2. The reported transaction reflects the sale of shares previously allocated to the reporting person under the issuers Employee Stock Ownership Plan (ESOP). The shares were sold in connection with the termination of the ESOP, pursuant to the plans terms.
Remarks:
Gregory Rustowicz 03/03/2026
** Signature of Reporting Person Date
Reminder: Report on a separate line for each class of securities beneficially owned directly or indirectly.
* If the form is filed by more than one reporting person, see Instruction 4 (b)(v).
** Intentional misstatements or omissions of facts constitute Federal Criminal Violations See 18 U.S.C. 1001 and 15 U.S.C. 78ff(a).
Note: File three copies of this Form, one of which must be manually signed. If space is insufficient, see Instruction 6 for procedure.
Persons who respond to the collection of information contained in this form are not required to respond unless the form displays a currently valid OMB Number.

FAQ

What insider transaction did CMCO executive Gregory P. Rustowicz report?

He reported an open-market sale of 242 shares of Columbus McKinnon common stock. The shares were previously allocated to him under the company’s ESOP and were sold in connection with the ESOP’s termination pursuant to the plan’s terms.

At what price were the CMCO shares sold in the reported Form 4 transaction?

The 242 shares of Columbus McKinnon common stock were sold at an average price of $19.15 per share. This reflects an open-market sale related to the wind-down of the company’s Employee Stock Ownership Plan for the reporting executive.

How many CMCO shares does Gregory P. Rustowicz hold after this Form 4 filing?

Following the reported ESOP-related sale, Gregory P. Rustowicz directly holds 95,671.3083 shares of Columbus McKinnon common stock. This total includes both unrestricted and restricted shares that remain subject to service-based vesting conditions over several future years.

What restricted stock holdings are disclosed for CMCO’s Gregory P. Rustowicz?

He holds 19,582.3083 restricted shares of Columbus McKinnon common stock. Portions of these shares vest on May 22, 2026, begin vesting 50% per year from May 20, 2026, and 33.33% per year from May 19, 2026, subject to continued employment.

How is the ESOP referenced in this CMCO Form 4 insider filing?

The filing states that the 242 shares sold were previously allocated under Columbus McKinnon’s Employee Stock Ownership Plan. They were sold in connection with the ESOP’s termination, consistent with the terms of that employee benefit plan for the reporting person.
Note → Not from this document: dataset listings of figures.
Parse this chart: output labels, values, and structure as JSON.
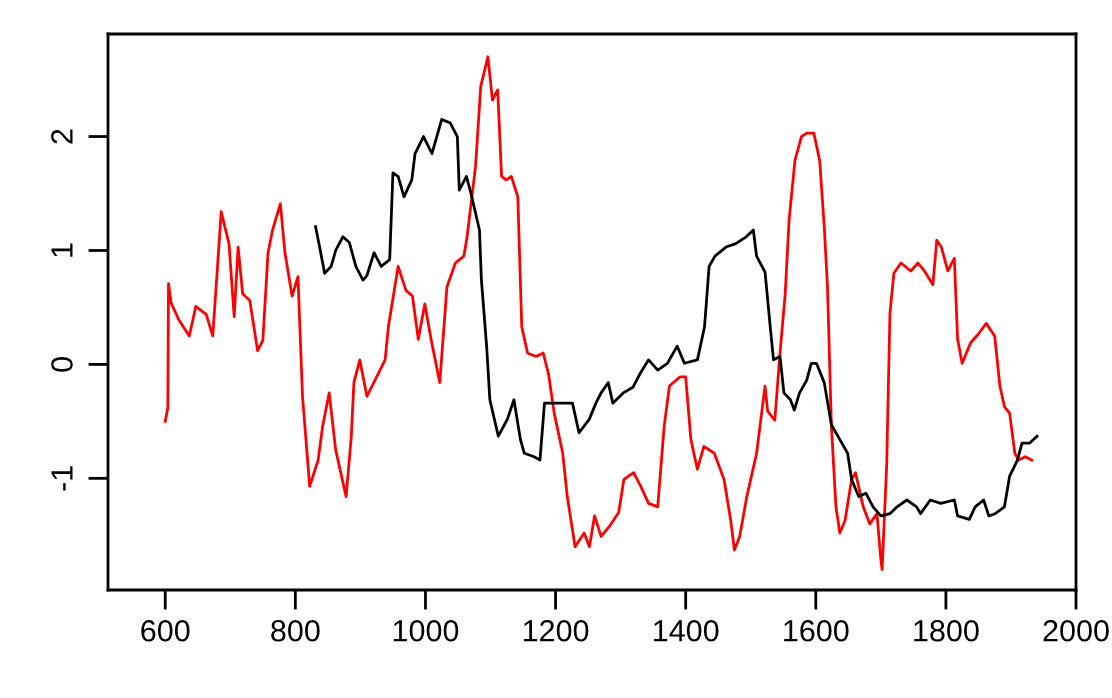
{
  "chart_data": {
    "type": "line",
    "xlim": [
      512,
      2000
    ],
    "ylim": [
      -1.98,
      2.9
    ],
    "xticks": [
      600,
      800,
      1000,
      1200,
      1400,
      1600,
      1800,
      2000
    ],
    "yticks": [
      -1,
      0,
      1,
      2
    ],
    "grid": false,
    "marker": "none",
    "line_style": "solid",
    "series": [
      {
        "color": "#ff0000",
        "x": [
          600,
          604,
          605,
          609,
          621,
          637,
          647,
          663,
          673,
          680,
          686,
          698,
          706,
          712,
          719,
          730,
          742,
          750,
          758,
          765,
          777,
          784,
          795,
          804,
          811,
          822,
          835,
          842,
          852,
          862,
          878,
          886,
          890,
          899,
          910,
          925,
          938,
          943,
          958,
          970,
          980,
          989,
          999,
          1009,
          1022,
          1033,
          1046,
          1059,
          1064,
          1077,
          1085,
          1096,
          1103,
          1111,
          1117,
          1124,
          1132,
          1142,
          1148,
          1157,
          1170,
          1181,
          1189,
          1198,
          1211,
          1218,
          1230,
          1244,
          1252,
          1260,
          1270,
          1283,
          1297,
          1305,
          1320,
          1331,
          1343,
          1357,
          1367,
          1375,
          1391,
          1400,
          1408,
          1418,
          1428,
          1444,
          1459,
          1469,
          1475,
          1483,
          1494,
          1509,
          1522,
          1526,
          1537,
          1545,
          1553,
          1559,
          1568,
          1578,
          1586,
          1597,
          1606,
          1613,
          1618,
          1624,
          1631,
          1637,
          1645,
          1655,
          1661,
          1673,
          1683,
          1694,
          1700,
          1702,
          1709,
          1714,
          1720,
          1731,
          1746,
          1757,
          1767,
          1780,
          1786,
          1793,
          1803,
          1813,
          1818,
          1825,
          1838,
          1849,
          1862,
          1875,
          1883,
          1890,
          1898,
          1906,
          1912,
          1922,
          1932
        ],
        "values": [
          -0.5,
          -0.38,
          0.71,
          0.54,
          0.39,
          0.25,
          0.51,
          0.44,
          0.25,
          0.83,
          1.34,
          1.06,
          0.42,
          1.03,
          0.62,
          0.56,
          0.12,
          0.21,
          0.98,
          1.18,
          1.41,
          0.98,
          0.6,
          0.77,
          -0.28,
          -1.07,
          -0.84,
          -0.54,
          -0.25,
          -0.75,
          -1.16,
          -0.63,
          -0.16,
          0.04,
          -0.28,
          -0.11,
          0.04,
          0.33,
          0.86,
          0.65,
          0.6,
          0.22,
          0.53,
          0.21,
          -0.16,
          0.68,
          0.89,
          0.95,
          1.12,
          1.74,
          2.44,
          2.7,
          2.32,
          2.41,
          1.65,
          1.62,
          1.65,
          1.47,
          0.33,
          0.1,
          0.07,
          0.1,
          -0.08,
          -0.43,
          -0.78,
          -1.16,
          -1.6,
          -1.48,
          -1.6,
          -1.33,
          -1.51,
          -1.42,
          -1.3,
          -1.01,
          -0.95,
          -1.07,
          -1.22,
          -1.25,
          -0.54,
          -0.19,
          -0.11,
          -0.11,
          -0.66,
          -0.92,
          -0.72,
          -0.78,
          -1.01,
          -1.36,
          -1.63,
          -1.51,
          -1.16,
          -0.78,
          -0.19,
          -0.41,
          -0.49,
          0.1,
          0.62,
          1.27,
          1.79,
          2.0,
          2.03,
          2.03,
          1.79,
          1.21,
          0.68,
          -0.54,
          -1.25,
          -1.48,
          -1.37,
          -1.01,
          -0.95,
          -1.25,
          -1.4,
          -1.31,
          -1.71,
          -1.8,
          -0.88,
          0.45,
          0.8,
          0.89,
          0.82,
          0.89,
          0.82,
          0.7,
          1.09,
          1.03,
          0.82,
          0.93,
          0.22,
          0.01,
          0.19,
          0.26,
          0.36,
          0.25,
          -0.19,
          -0.37,
          -0.43,
          -0.78,
          -0.84,
          -0.81,
          -0.84
        ]
      },
      {
        "color": "#000000",
        "x": [
          831,
          837,
          845,
          855,
          862,
          873,
          883,
          893,
          904,
          910,
          921,
          932,
          945,
          950,
          958,
          967,
          979,
          984,
          997,
          1010,
          1025,
          1038,
          1049,
          1052,
          1063,
          1070,
          1083,
          1086,
          1094,
          1099,
          1112,
          1126,
          1136,
          1146,
          1152,
          1167,
          1176,
          1183,
          1199,
          1215,
          1226,
          1236,
          1252,
          1262,
          1270,
          1281,
          1288,
          1304,
          1319,
          1330,
          1343,
          1357,
          1372,
          1387,
          1398,
          1418,
          1429,
          1436,
          1445,
          1462,
          1477,
          1493,
          1504,
          1509,
          1522,
          1530,
          1535,
          1545,
          1551,
          1561,
          1567,
          1575,
          1586,
          1593,
          1601,
          1613,
          1624,
          1637,
          1649,
          1655,
          1666,
          1677,
          1688,
          1700,
          1714,
          1725,
          1740,
          1755,
          1761,
          1776,
          1792,
          1813,
          1818,
          1836,
          1845,
          1858,
          1866,
          1876,
          1890,
          1898,
          1910,
          1917,
          1929,
          1940
        ],
        "values": [
          1.21,
          1.04,
          0.8,
          0.86,
          1.0,
          1.12,
          1.07,
          0.86,
          0.74,
          0.78,
          0.98,
          0.86,
          0.92,
          1.68,
          1.65,
          1.47,
          1.62,
          1.85,
          2.0,
          1.85,
          2.15,
          2.12,
          2.0,
          1.53,
          1.65,
          1.5,
          1.18,
          0.74,
          0.16,
          -0.31,
          -0.63,
          -0.48,
          -0.31,
          -0.66,
          -0.78,
          -0.81,
          -0.84,
          -0.34,
          -0.34,
          -0.34,
          -0.34,
          -0.6,
          -0.48,
          -0.34,
          -0.25,
          -0.16,
          -0.34,
          -0.25,
          -0.2,
          -0.08,
          0.04,
          -0.05,
          0.01,
          0.16,
          0.01,
          0.04,
          0.33,
          0.86,
          0.95,
          1.03,
          1.06,
          1.12,
          1.18,
          0.95,
          0.81,
          0.33,
          0.04,
          0.07,
          -0.25,
          -0.31,
          -0.4,
          -0.25,
          -0.14,
          0.01,
          0.01,
          -0.16,
          -0.53,
          -0.66,
          -0.78,
          -1.01,
          -1.16,
          -1.13,
          -1.25,
          -1.33,
          -1.31,
          -1.25,
          -1.19,
          -1.25,
          -1.31,
          -1.19,
          -1.22,
          -1.19,
          -1.33,
          -1.36,
          -1.25,
          -1.19,
          -1.33,
          -1.31,
          -1.25,
          -0.98,
          -0.84,
          -0.69,
          -0.69,
          -0.63
        ]
      }
    ]
  }
}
What is Gregory P. Rustowicz’s role at Columbus McKinnon as shown in the filing?

He is identified as Executive Vice President Finance and Chief Financial Officer of Columbus McKinnon. The Form 4 links his role to the reported common stock holdings and the small ESOP-related stock sale disclosed for this senior finance executive.